Her smile still makes my heart flutter…36 years, and about three hours ago, a kind nurse handed me an enormous, pink, minutes old baby girl and said, ‘I’ll leave you two for a bit‘…and left the room…I was so tired. I still to this day don’t know that I have ever been as tired as I was that cold January morning after the birth of my baby. I was so tired that I was terrified I was going to fall asleep and drop her. She was in the crook of my left arm and I was scared to death that if I fell asleep she would just tumble right down to the floor, and so I did not sleep and I did not rest, I just looked at her, and she smiled. She slept, and I don’t remember that she opened her eyes at all, but she smiled, and it felt like hours that I was alone with her, but it could have been only minutes…her finger nails were perfectly rounded long nails, and I joked for weeks that it was like she had stopped for a manicure on her way out to earth. I did not yet know her and she did not yet know me, but she smiled.
Nine weeks after I became an official adult, I became a mother. That the universe saw me fit for this monumental task, raising a human, is still something that blows my mind…Nothing about my life at that time was good, at all, but she was…She was a perfect baby. She would mew like a kitten if she was hungry, and if my memory serves me rightly she was many days old before I ever even heard her cry. Looking back now with clearer vision, and 36 years of personal growth, I was not all that much more than a child myself…the me, who used to be, was reborn when she was born. I think a person becomes somebody else, like it or not, when she becomes a mother.
The rebirth at birth is not immediate, but what is immediate is that, for me at least, everything that mattered BEFORE mattered less AFTER. Once I heard my sister tearily whisper, “it’s a girl,” everything that I thought was exceptionally important BEFORE was less important AFTER. It seems to me that a woman has her rebirth after the birth because, whether she is ready or not, motherhood is her job, the most important of all the jobs she will ever have, for the next many years. PERIOD. You may think many things about going back to your “old” self, those first weeks, but those thoughts, well, they are mostly wrong because the “yourself” is now that person’s person, and the “self” is no more…the obligation you have chosen is essentially saying to the universe, “I shall put this other human before me, and myself is now second and my old self is now gone.” PERIOD. I would suspect that most women do, get reborn after birth, and they quietly, without complaint, move themselves to the back of the line while they move this tiny human to the front.
What nobody really tells you then, during those first few weeks, is that it never ends. The “it” being mothering, motherhood, this new you. You think it will, that the “job” one day will be over, you will have completed your mission so to speak, your obligation, but it won’t be done, ever. When I was a young mother I didn’t realize this as profoundly as I do now, now that I am older & wiser, hardened, and yet softened, by time…
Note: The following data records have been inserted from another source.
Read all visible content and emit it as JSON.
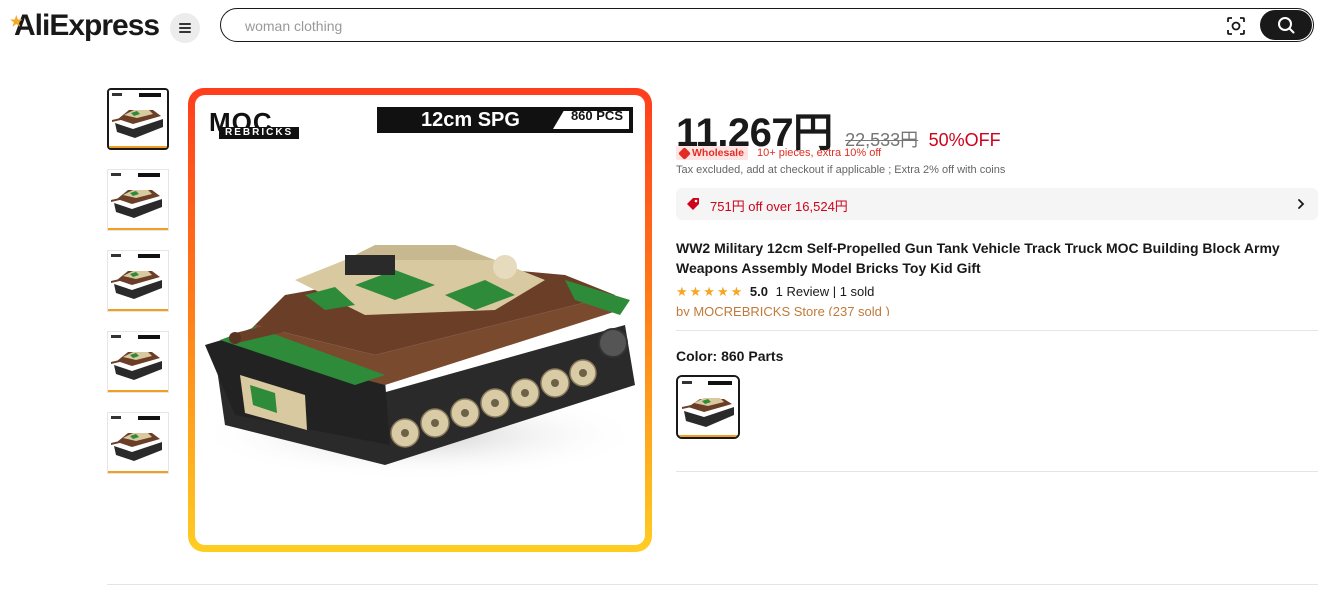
{
  "header": {
    "logo_text": "AliExpress",
    "search_placeholder": "woman clothing"
  },
  "gallery": {
    "thumbnail_count": 5,
    "main_image": {
      "brand_line1": "MOC",
      "brand_line2": "REBRICKS",
      "banner_title": "12cm SPG",
      "banner_pieces": "860 PCS"
    }
  },
  "product": {
    "price": "11,267円",
    "original_price": "22,533円",
    "discount": "50%OFF",
    "wholesale_badge": "Wholesale",
    "wholesale_text": "10+ pieces, extra 10% off",
    "tax_note": "Tax excluded, add at checkout if applicable ; Extra 2% off with coins",
    "coupon_text": "751円 off over 16,524円",
    "title": "WW2 Military 12cm Self-Propelled Gun Tank Vehicle Track Truck MOC Building Block Army Weapons Assembly Model Bricks Toy Kid Gift",
    "rating_value": "5.0",
    "review_text": "1 Review",
    "sold_text": "1 sold",
    "store_text": "by MOCREBRICKS Store (237 sold )",
    "color_label": "Color: 860 Parts"
  },
  "colors": {
    "accent_red": "#d0021b",
    "star": "#f5a623",
    "frame_top": "#ff3d1d",
    "frame_bottom": "#ffcd22"
  }
}
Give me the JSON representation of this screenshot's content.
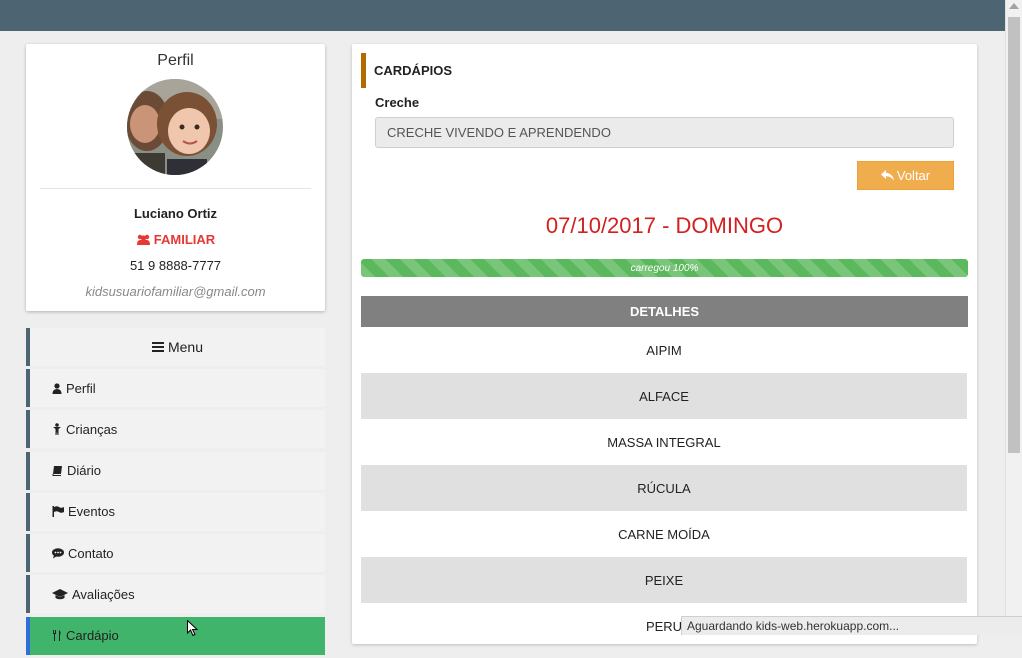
{
  "profile": {
    "title": "Perfil",
    "name": "Luciano Ortiz",
    "role": "FAMILIAR",
    "phone": "51 9 8888-7777",
    "email": "kidsusuariofamiliar@gmail.com"
  },
  "menu": {
    "header": "Menu",
    "items": [
      {
        "label": "Perfil",
        "icon": "user-icon"
      },
      {
        "label": "Crianças",
        "icon": "child-icon"
      },
      {
        "label": "Diário",
        "icon": "book-icon"
      },
      {
        "label": "Eventos",
        "icon": "flag-icon"
      },
      {
        "label": "Contato",
        "icon": "comment-icon"
      },
      {
        "label": "Avaliações",
        "icon": "graduation-cap-icon"
      },
      {
        "label": "Cardápio",
        "icon": "cutlery-icon"
      }
    ],
    "active_index": 6
  },
  "main": {
    "section_title": "CARDÁPIOS",
    "creche_label": "Creche",
    "creche_value": "CRECHE VIVENDO E APRENDENDO",
    "back_label": "Voltar",
    "date_title": "07/10/2017 - DOMINGO",
    "progress_text": "carregou 100%",
    "progress_value": 1.0,
    "details_header": "DETALHES",
    "details": [
      "AIPIM",
      "ALFACE",
      "MASSA INTEGRAL",
      "RÚCULA",
      "CARNE MOÍDA",
      "PEIXE",
      "PERU"
    ]
  },
  "status_bar": "Aguardando kids-web.herokuapp.com...",
  "colors": {
    "topbar": "#4d6473",
    "accent_orange": "#f0ad4e",
    "role_red": "#e53935",
    "date_red": "#d32020",
    "progress_green": "#5cb85c",
    "active_menu": "#3fb46a"
  }
}
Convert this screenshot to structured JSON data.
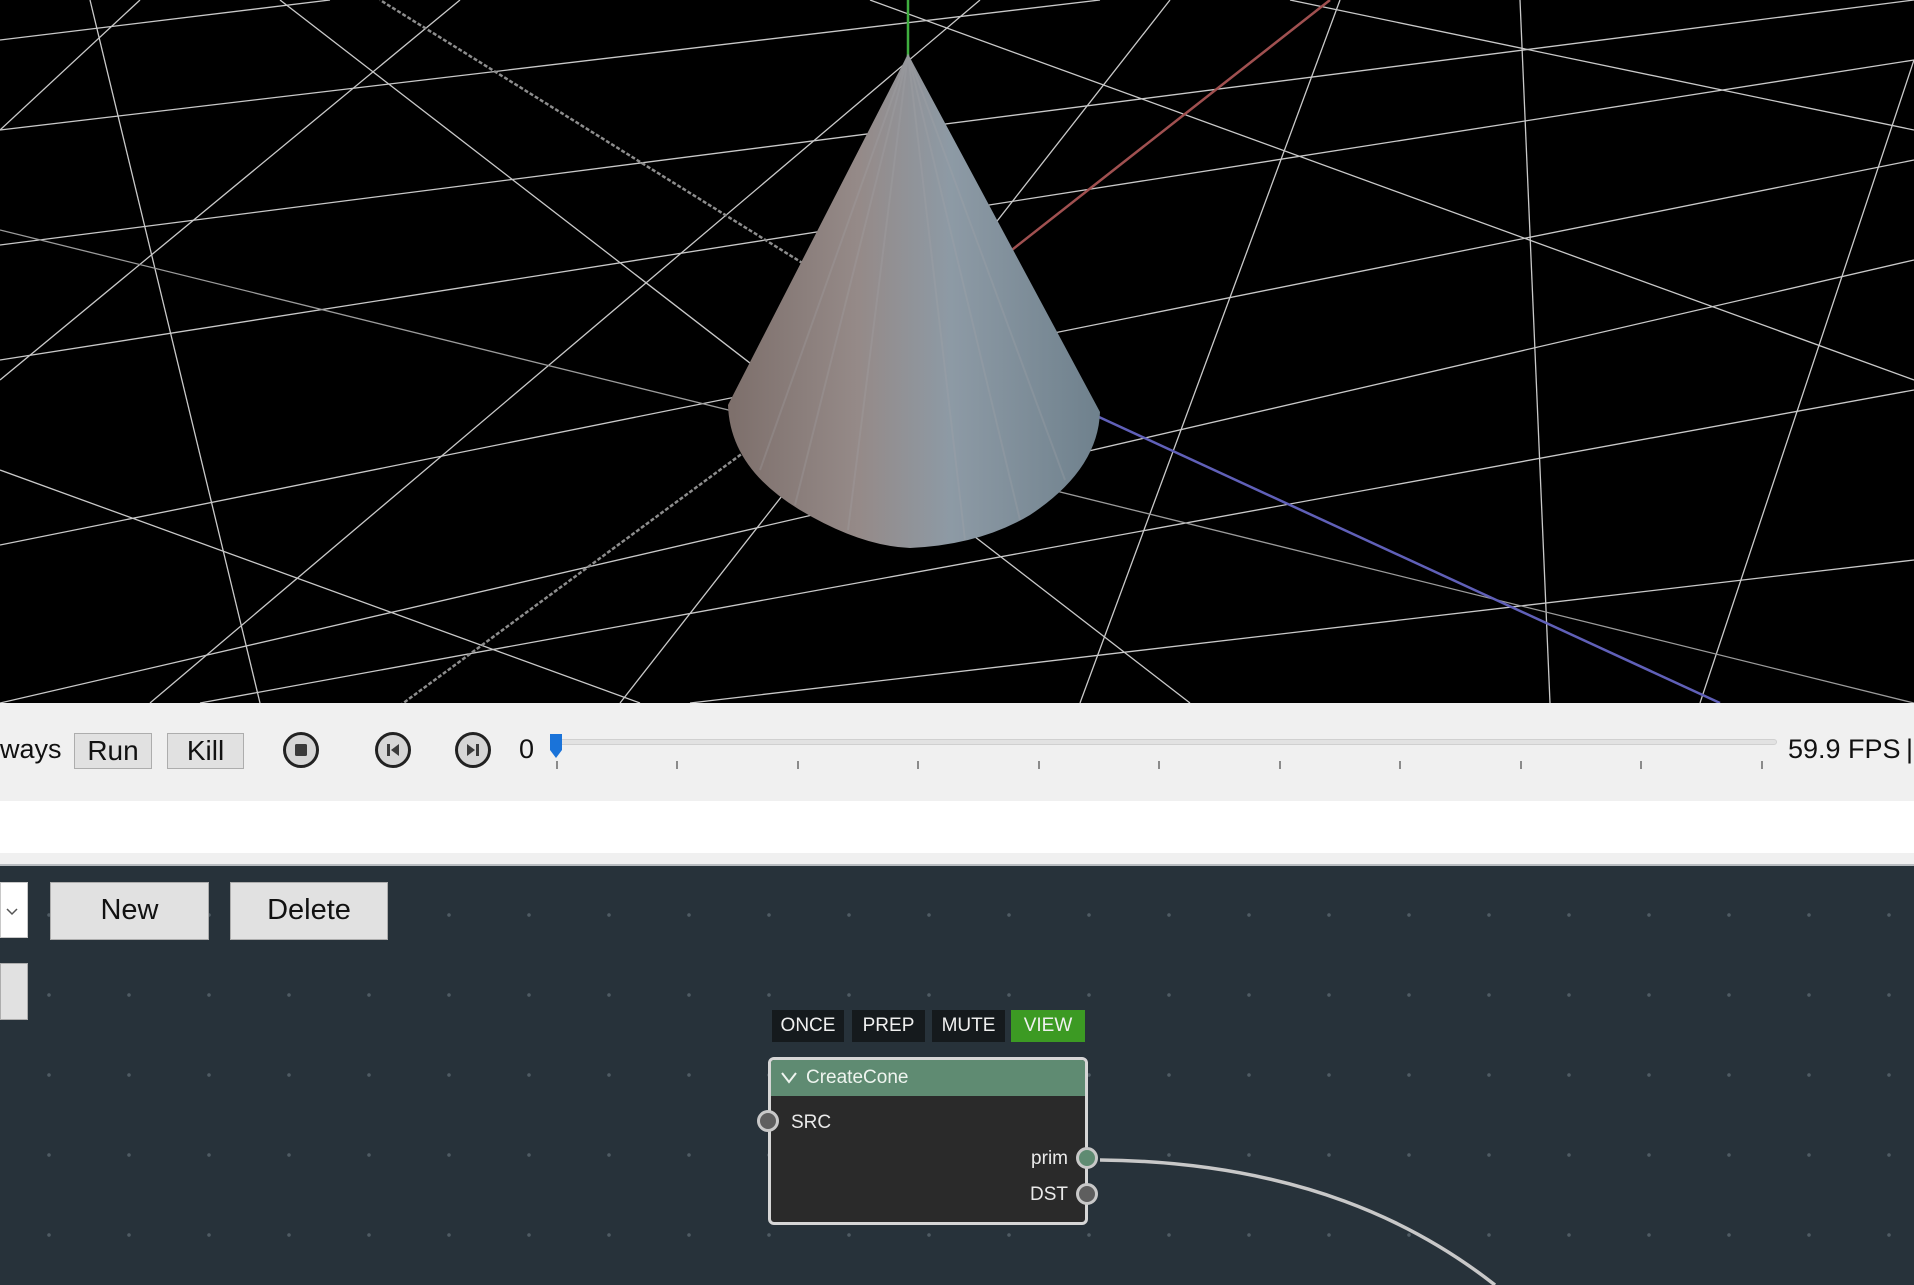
{
  "toolbar": {
    "mode_partial": "ways",
    "run_label": "Run",
    "kill_label": "Kill",
    "frame": "0",
    "fps": "59.9 FPS",
    "fps_separator": "|"
  },
  "graph": {
    "new_label": "New",
    "delete_label": "Delete",
    "flags": [
      "ONCE",
      "PREP",
      "MUTE",
      "VIEW"
    ],
    "node": {
      "title": "CreateCone",
      "inputs": [
        "SRC"
      ],
      "outputs": [
        "prim",
        "DST"
      ]
    }
  },
  "colors": {
    "view_flag_active": "#3c9a23",
    "node_header": "#5f8b72",
    "graph_background": "#27323a",
    "axis_x": "#a05050",
    "axis_y": "#3fae3f",
    "axis_z": "#6060b8",
    "slider_handle": "#1a73d9"
  },
  "icons": {
    "collapse": "chevron-down-icon",
    "stop": "stop-icon",
    "step_back": "step-back-icon",
    "step_forward": "step-forward-icon"
  }
}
My mother still puts me and my sister, my daughter and my nephew, and now the daughters of my daughter, in front of herself…and my mother, without ever complaining about it, has moved herself to the back of the line, time and time again for all of the years of my life…Now that my own baby is today nearer to 40 than 30, I see more clearly how my mom and I are rather alike in so many ways, ways that one does not always notice when one is still young…but now I am older, and she is old, and I better understand how we are much more similar than we are different.
I worked hard, over many years, to create the kind of relationship with my daughter that I wanted. I am pretty sure that I annoy her, a lot, this now 36 year-old daughter of mine, because that is the nature of most mother/daughter dynamics, but decades after her arrival to earth I think we would both agree that the mother/daughter gig we’ve developed and cultivated is a lot better than many. I have made profoundly purposeful efforts over these years to do and say things that would make us have the type of connection I wanted, and I’d like to think it was a success. We often laugh together while we drink wine and chat, just like I do with my girlfriends. We have cried together when we are having a rough go of life, just like I do with my girlfriends. We take power walks and vent about those who annoy us, just like I do with my girlfriends. She is my friend but she is first my daughter, and in many ways, whether I succeeded or failed at mothering, or being her mother, it is to me, like the icing on the cake, that these last 12 years I’ve lived next door.
She is my neighbor, friend, and child, and the mother of my granddaughters, which, when I add it all up, is probably the most extraordinary thing of them all…she brought those girls into my life, and kind of made me born again, again, into yet another version, and I like to think a remarkably better version, of me…My rebirth at her birth, made me better woman that I’d otherwise have been. This I know is true. My rebirth at her birth made me awfully less self-centered than I think I’d otherwise have been. This I know is true. My rebirth at her birth made me much more grateful for my own mom than I think I’d otherwise have been. This I know is true. Today is a celebration of the birth of my daughter, whose smile lights up a room and still makes my heart flutter, but in many ways I am celebrating too, the woman I became, because she came to earth.